Von Thekla Dannenberg
08.02.2019. Gestern abend wurde in Berlin mit großer Gala, rotem Teppich und Lone Scherfings "The Kindness of Strangers" die Berlinale eröffnet. Scherfings Film ist ein Großstadtmärchen aus dem winterlichen New York, in dem eine Reihe von Unglücksraben Halt und Trost sucht. Das wird mit einer reichlichen Portion Humanismus dargeboten, und aus dem Konzerthaus dröhnen dazu die Klänge von Smetanas "Moldau".
Gestern abend wurde mit Lone Scherfigs Film "The Kindness of Strangers" die 69. Berlinale eröffnet, die zugleich die 18. und letzte von Dieter Kosslick ist. Er wird abgelöst von Carlo Chatrian. Ob dieser das in unzählige Nebenreihen ausufernde Programm kappen wird, bleibt abzuwarten. In diesem Jahr jedenfalls wird noch mal aus dem Vollen geschöpft: über 400 Filme werden gezeigt. Wir werden wie jedes Jahr täglich berichten und versuchen, einen kleinen Pfad durch den Dschungel zu schlagen. Viel Spaß! - die Perlentaucher



Die Menschen in Lone Scherfigs Filmen begegnen sich nicht unbedingt auf der Sonnenseite des Lebens, nicht auf den höheren Stufen einer Karriereleiter und schon gar nicht bei Glamour und Glitz. Sie haben Lebenskrisen hinter sich, Unglücksfälle und durchaus selbst verschuldete Niederlagen. Sie finden sich im Krankenhaus und auf Beerdigungen, beim Volkshochschulkurs oder in der Selbsthilfegruppe. Dort bilden sie eine Art Untergrund-Netzwerk der Mitmenschlichkeit und ziehen sich gegenseitig mit vereinten Kräften aus ihrem Unglück und ihrer Einsamkeit. So war es schon bei Scherfigs Erfolgsfilm "Italienisch für Anfänger" und dort gelang es der dänischen Regisseurin, mit ihren schrägen Figuren und nordischer Sprödigkeit die leicht sentimentale Schlagseite ihrer Kopenhagener Geschichte auszugleichen.

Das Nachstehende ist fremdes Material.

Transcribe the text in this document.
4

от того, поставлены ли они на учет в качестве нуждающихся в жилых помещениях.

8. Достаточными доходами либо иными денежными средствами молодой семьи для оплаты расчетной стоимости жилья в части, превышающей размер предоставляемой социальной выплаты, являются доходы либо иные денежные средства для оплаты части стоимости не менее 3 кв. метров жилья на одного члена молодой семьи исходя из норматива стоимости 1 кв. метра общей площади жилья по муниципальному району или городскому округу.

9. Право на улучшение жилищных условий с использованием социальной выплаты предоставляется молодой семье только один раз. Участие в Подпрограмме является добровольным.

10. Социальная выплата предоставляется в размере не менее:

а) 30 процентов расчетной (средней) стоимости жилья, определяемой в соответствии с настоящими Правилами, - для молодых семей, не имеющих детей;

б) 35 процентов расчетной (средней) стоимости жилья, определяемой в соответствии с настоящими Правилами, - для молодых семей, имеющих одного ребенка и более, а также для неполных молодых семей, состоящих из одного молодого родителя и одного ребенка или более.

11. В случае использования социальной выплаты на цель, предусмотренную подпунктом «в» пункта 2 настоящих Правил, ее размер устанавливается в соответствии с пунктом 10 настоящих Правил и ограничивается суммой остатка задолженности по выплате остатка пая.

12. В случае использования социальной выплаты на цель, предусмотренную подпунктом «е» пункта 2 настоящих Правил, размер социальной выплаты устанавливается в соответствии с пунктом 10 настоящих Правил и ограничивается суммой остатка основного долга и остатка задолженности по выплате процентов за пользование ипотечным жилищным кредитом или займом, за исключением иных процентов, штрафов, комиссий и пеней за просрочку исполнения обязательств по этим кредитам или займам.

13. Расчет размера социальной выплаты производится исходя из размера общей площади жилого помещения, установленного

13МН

Auch in "The Kindness of Strangers" erzählt Scherfig ein Großstadtmärchen, diesmal jedoch unter amerikanischen Bedingungen: Die junge Clara flüchtet mit ihren beiden Kindern vor dem schlagenden Ehemann von Buffalo nach New York, wo die drei ohne Kontakte und ohne Geld bald auf der Straße landen. Ihre Tage verbringen sie in der Public Library, am Abend schnappen sie sich bei Empfängen die Horsd'oeuvres vom Buffet, und nachts schlafen sie im Auto, zumindest bis es abgeschleppt wird. Clara kann niemanden um Hilfe bitten, weil ihr prügelnder Mann Polizist ist und sie offenbar sofort und überall aufspüren könnte.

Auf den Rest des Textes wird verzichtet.